Renaudot s'empressa :
– Bien sûr ! Par ici, messire... Je vous montre le chemin...
Un instant plus tard, Catherine était étendue sur la moelleuse courtepointe d'un lit assez doux. Ses yeux étaient clos, mais elle n'était pas évanouie. Elle sentait, elle entendait tout ce qui se passait autour d'elle, alors même qu'elle n'avait plus la moindre force pour manifester le plus petit signe de conscience. Même ses pensées s'étaient effilochées, diluées et elle avait l'impression de planer dans une atmosphère de brume miséricordieuse. Et puis, surtout, jamais elle ne s'était sentie si fatiguée !
Plantés chacun d'un côté du lit, Tristan et Bérenger la regardaient d'un air perplexe, ne sachant trop que faire. Le page releva les yeux, considéra son vis-à-vis et dit :
– Le voyage a été dur, messire ! Elle avait tellement hâte d'arriver qu'elle est allée au bout de ses forces, surtout après les angoisses du siège. Et maintenant, au lieu de la joie, du soulagement qu'elle espérait... il y a ce désastre. Qu'allez-vous faire pour elle ?
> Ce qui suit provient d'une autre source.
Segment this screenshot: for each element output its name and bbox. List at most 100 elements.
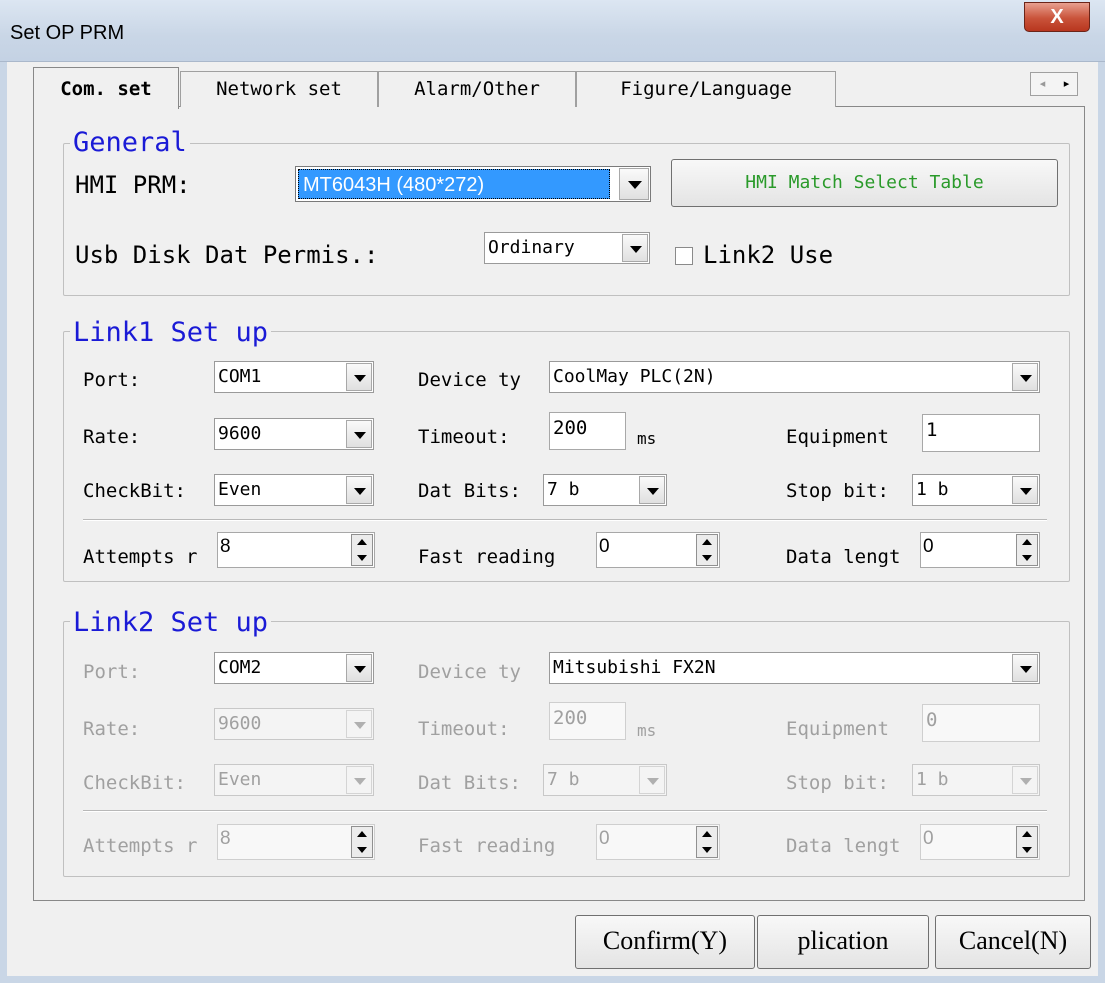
scroll-right-icon[interactable]: ▸ bbox=[1055, 73, 1078, 95]
window-frame-bottom bbox=[0, 976, 1105, 983]
link2-separator bbox=[83, 810, 1047, 812]
link1-timeout-input[interactable]: 200 bbox=[549, 412, 626, 450]
general-group-title: General bbox=[70, 128, 190, 158]
chevron-down-icon[interactable] bbox=[346, 654, 372, 682]
link2-dat-bits-value: 7 b bbox=[547, 769, 580, 790]
link1-equipment-input[interactable]: 1 bbox=[922, 414, 1040, 452]
chevron-down-icon[interactable] bbox=[639, 476, 665, 504]
link2-stop-bit-value: 1 b bbox=[916, 769, 949, 790]
link2-rate-select: 9600 bbox=[214, 708, 374, 740]
scroll-left-icon[interactable]: ◂ bbox=[1031, 73, 1054, 95]
link2-fast-reading-value: 0 bbox=[599, 828, 610, 849]
link1-rate-select[interactable]: 9600 bbox=[214, 418, 374, 450]
usb-disk-permission-select[interactable]: Ordinary bbox=[484, 232, 650, 264]
link2-use-label: Link2 Use bbox=[703, 241, 834, 269]
link1-checkbit-select[interactable]: Even bbox=[214, 474, 374, 506]
link1-dat-bits-value: 7 b bbox=[547, 479, 580, 500]
link2-dat-bits-label: Dat Bits: bbox=[418, 772, 521, 794]
chevron-down-icon bbox=[346, 766, 372, 794]
link1-data-length-label: Data lengt bbox=[786, 546, 901, 568]
link1-stop-bit-label: Stop bit: bbox=[786, 480, 889, 502]
tab-scroll-buttons: ◂ ▸ bbox=[1030, 72, 1078, 96]
hmi-match-select-table-button[interactable]: HMI Match Select Table bbox=[671, 159, 1058, 207]
chevron-down-icon bbox=[346, 710, 372, 738]
link1-timeout-unit: ms bbox=[637, 429, 657, 448]
link2-device-type-select[interactable]: Mitsubishi FX2N bbox=[549, 652, 1040, 684]
chevron-down-icon[interactable] bbox=[1012, 363, 1038, 391]
window-title: Set OP PRM bbox=[10, 22, 125, 44]
chevron-down-icon[interactable] bbox=[622, 234, 648, 262]
link2-dat-bits-select: 7 b bbox=[543, 764, 667, 796]
chevron-down-icon[interactable] bbox=[346, 476, 372, 504]
chevron-down-icon[interactable] bbox=[619, 168, 649, 200]
link1-equipment-value: 1 bbox=[926, 419, 938, 441]
link2-equipment-label: Equipment bbox=[786, 718, 889, 740]
link2-stop-bit-select: 1 b bbox=[912, 764, 1040, 796]
spinner-arrows-icon[interactable] bbox=[351, 534, 373, 566]
link2-device-type-value: Mitsubishi FX2N bbox=[553, 657, 716, 678]
link2-port-value: COM2 bbox=[218, 657, 262, 678]
link1-device-type-value: CoolMay PLC(2N) bbox=[553, 366, 716, 387]
link2-timeout-label: Timeout: bbox=[418, 718, 510, 740]
spinner-arrows-icon[interactable] bbox=[351, 826, 373, 858]
link1-port-select[interactable]: COM1 bbox=[214, 361, 374, 393]
chevron-down-icon[interactable] bbox=[346, 420, 372, 448]
link2-port-select[interactable]: COM2 bbox=[214, 652, 374, 684]
link2-fast-reading-spinner[interactable]: 0 bbox=[596, 824, 720, 860]
link2-timeout-unit: ms bbox=[637, 721, 657, 740]
application-button[interactable]: plication bbox=[757, 915, 929, 969]
spinner-arrows-icon[interactable] bbox=[696, 534, 718, 566]
link1-device-type-label: Device ty bbox=[418, 369, 521, 391]
link2-timeout-value: 200 bbox=[553, 707, 588, 729]
dialog-window: Set OP PRM X Com. set Network set Alarm/… bbox=[0, 0, 1105, 983]
link1-dat-bits-select[interactable]: 7 b bbox=[543, 474, 667, 506]
link1-rate-label: Rate: bbox=[83, 426, 141, 448]
link2-attempts-value: 8 bbox=[220, 828, 231, 849]
window-frame-left bbox=[0, 62, 7, 983]
link2-attempts-spinner[interactable]: 8 bbox=[217, 824, 375, 860]
spinner-arrows-icon[interactable] bbox=[1016, 826, 1038, 858]
link2-data-length-spinner[interactable]: 0 bbox=[920, 824, 1040, 860]
link1-fast-reading-spinner[interactable]: 0 bbox=[596, 532, 720, 568]
hmi-prm-selection: MT6043H (480*272) bbox=[298, 169, 610, 199]
link1-group-title: Link1 Set up bbox=[70, 318, 272, 348]
hmi-prm-value: MT6043H (480*272) bbox=[303, 174, 485, 196]
link2-equipment-value: 0 bbox=[926, 709, 938, 731]
cancel-button[interactable]: Cancel(N) bbox=[935, 915, 1091, 969]
link2-attempts-label: Attempts r bbox=[83, 835, 198, 857]
spinner-arrows-icon[interactable] bbox=[1016, 534, 1038, 566]
chevron-down-icon bbox=[639, 766, 665, 794]
chevron-down-icon[interactable] bbox=[1012, 654, 1038, 682]
link1-data-length-spinner[interactable]: 0 bbox=[920, 532, 1040, 568]
spinner-arrows-icon[interactable] bbox=[696, 826, 718, 858]
link1-fast-reading-label: Fast reading bbox=[418, 546, 556, 568]
hmi-prm-label: HMI PRM: bbox=[75, 171, 191, 199]
link1-stop-bit-value: 1 b bbox=[916, 479, 949, 500]
link2-group-title: Link2 Set up bbox=[70, 608, 272, 638]
chevron-down-icon[interactable] bbox=[1012, 476, 1038, 504]
link1-device-type-select[interactable]: CoolMay PLC(2N) bbox=[549, 361, 1040, 393]
tab-com-set[interactable]: Com. set bbox=[33, 67, 179, 109]
chevron-down-icon[interactable] bbox=[346, 363, 372, 391]
tab-figure-language[interactable]: Figure/Language bbox=[576, 71, 836, 107]
hmi-prm-select[interactable]: MT6043H (480*272) bbox=[295, 166, 651, 202]
tab-network-set[interactable]: Network set bbox=[180, 71, 378, 107]
link1-rate-value: 9600 bbox=[218, 423, 262, 444]
link1-equipment-label: Equipment bbox=[786, 426, 889, 448]
link2-timeout-input: 200 bbox=[549, 702, 626, 740]
link1-stop-bit-select[interactable]: 1 b bbox=[912, 474, 1040, 506]
link1-port-label: Port: bbox=[83, 369, 141, 391]
link2-data-length-value: 0 bbox=[923, 828, 934, 849]
title-bar[interactable]: Set OP PRM X bbox=[0, 0, 1105, 62]
link2-checkbit-select: Even bbox=[214, 764, 374, 796]
link1-separator bbox=[83, 519, 1047, 521]
tab-alarm-other[interactable]: Alarm/Other bbox=[378, 71, 576, 107]
link2-rate-value: 9600 bbox=[218, 713, 262, 734]
link2-port-label: Port: bbox=[83, 661, 141, 683]
link2-equipment-input: 0 bbox=[922, 704, 1040, 742]
link1-data-length-value: 0 bbox=[923, 536, 934, 557]
confirm-button[interactable]: Confirm(Y) bbox=[575, 915, 755, 969]
link1-attempts-spinner[interactable]: 8 bbox=[217, 532, 375, 568]
link2-use-checkbox[interactable] bbox=[675, 247, 693, 265]
close-button[interactable]: X bbox=[1024, 2, 1090, 32]
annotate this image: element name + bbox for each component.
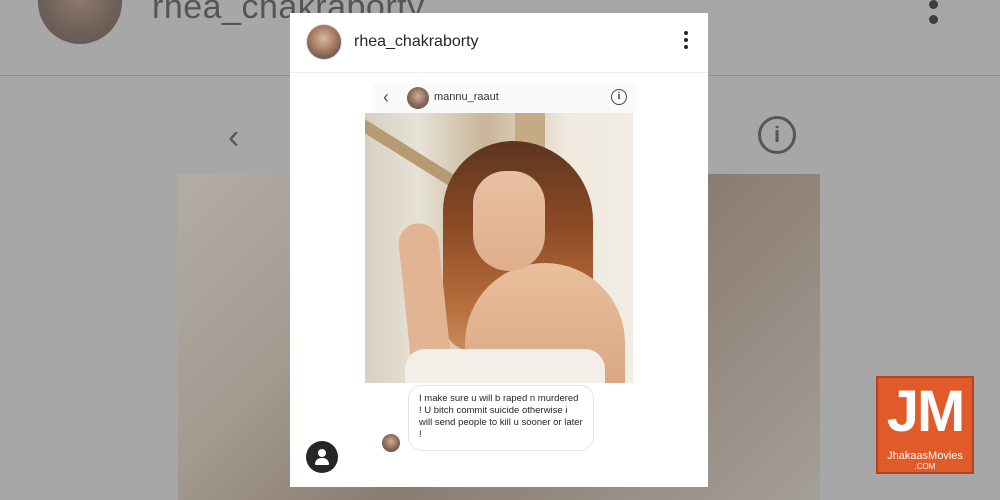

C'était à peine une question. Plutôt une espèce de mise en demeure et Tristan l'Hermite ne se trompa pas sur le ton agressif du page. Il haussa les épaules.
– La confier à l'épouse de l'aubergiste pour qu'elle la déshabille, la couche et veille sur elle. Il faut qu'elle dorme ! Et toi, mon garçon, tu ne ferais pas mal d'en faire autant : tes paupières tombent toutes seules. Moi, je vais voir le Connétable et lui raconter tout cela. Il a de l'amitié pour Dame Catherine : il acceptera certainement de la voir et de l'écouter. Elle seule peut quelque chose pour son mari.
– Est-ce que... Monseigneur est très irrité contre Messire Arnaud
?
Le visage de Tristan l'Hermite se durcit et un gros pli de souci se creusa entre ses sourcils blonds.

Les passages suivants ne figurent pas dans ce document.